Ne ebbi una conferma clamorosa per il lancio di Italian Tech: avevamo deciso di fare una serata Next Gen, con ospiti under 30. Mi propose diversi artisti giovani e fortissimi e io rilanciai: e i Måneskin? Avevano appena vinto Sanremo, stavano per vincere l’Eurovision e decollare per sempre. Insomma era impossibile ma lui li convinse a suonare tre brani davanti a cento persone al teatro India. Fu un suo miracolo. Era il 1 giugno 2021, la chiamammo “la festa della Repubblica dei giovani” e quella sera per la prima volta andammo sul palco insieme. Con lui era facile: perché era accogliente, perché era generoso, perché ti faceva sentire affetto vero. Siamo diventati amici su quel palco. 

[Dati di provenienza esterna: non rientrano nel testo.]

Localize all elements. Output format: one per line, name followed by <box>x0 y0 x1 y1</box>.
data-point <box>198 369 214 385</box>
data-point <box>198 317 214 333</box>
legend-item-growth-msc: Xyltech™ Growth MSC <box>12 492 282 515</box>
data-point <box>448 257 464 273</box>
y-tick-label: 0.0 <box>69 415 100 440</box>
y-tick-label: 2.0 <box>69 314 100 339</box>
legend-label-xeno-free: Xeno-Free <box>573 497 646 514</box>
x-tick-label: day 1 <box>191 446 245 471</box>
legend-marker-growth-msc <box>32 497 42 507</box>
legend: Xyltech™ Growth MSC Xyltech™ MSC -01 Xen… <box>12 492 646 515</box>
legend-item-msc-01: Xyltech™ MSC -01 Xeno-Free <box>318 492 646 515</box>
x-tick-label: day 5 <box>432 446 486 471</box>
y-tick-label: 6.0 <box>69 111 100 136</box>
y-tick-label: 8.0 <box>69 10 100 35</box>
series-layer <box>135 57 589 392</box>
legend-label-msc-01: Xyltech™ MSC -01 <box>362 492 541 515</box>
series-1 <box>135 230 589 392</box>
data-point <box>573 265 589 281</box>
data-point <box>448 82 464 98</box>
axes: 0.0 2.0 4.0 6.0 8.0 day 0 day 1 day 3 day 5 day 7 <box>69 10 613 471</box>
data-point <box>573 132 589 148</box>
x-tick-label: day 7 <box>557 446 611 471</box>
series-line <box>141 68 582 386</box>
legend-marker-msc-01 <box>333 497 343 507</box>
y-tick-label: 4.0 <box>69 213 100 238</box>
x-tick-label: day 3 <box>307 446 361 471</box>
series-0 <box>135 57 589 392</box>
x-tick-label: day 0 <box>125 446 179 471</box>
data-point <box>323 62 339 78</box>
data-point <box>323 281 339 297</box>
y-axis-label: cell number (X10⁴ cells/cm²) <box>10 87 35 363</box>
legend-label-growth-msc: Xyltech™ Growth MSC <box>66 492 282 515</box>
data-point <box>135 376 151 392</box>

Da allora non ci siamo più staccati. Ogni settimana o quasi ci vedevamo per progettare qualcosa. Ne abbiamo fatte di cose ma nel cassetto ci sono rimasti i sogni più belli: una grande mostra sugli anni 60, un podcast – ma allegro – di tecnologia, un programma televisivo ecologista e un concertone per la Terra. Non si faranno, lo so, e non solo perché Ernesto è insostituibile ma perché per fare una impresa impossibile hai bisogno di qualcuno che non ti ribadisca che “è impossibile”, perché quello lo sai già; serve uno che ti dica “io ci sto, proviamoci”. 

Il protagonista di un romanzo di Baricco dice che nella vita non è davvero finita finché hai una storia da raccontare e qualcuno a cui raccontarla. Ernesto faceva per due: aveva le storie e sapeva ascoltare. Mancherà tantissimo a un sacco di persone perché erano tantissimi quelli che aveva ascoltato, facendoli sentire importanti, capiti. Mi consola soltanto una cosa: a volte quando penso alla morte, e in questo periodo ci penso spesso, mi dico che l’unico vero desiderio è che mi trovi vivo, che non mi trovi spento, ripiegato, sconfitto, deluso. Ma ancora pieno di vita e sogni, mentre cerco di fare cose belle. 

La morte ha trovato così Ernesto Assante, pieno di sogni e di vita.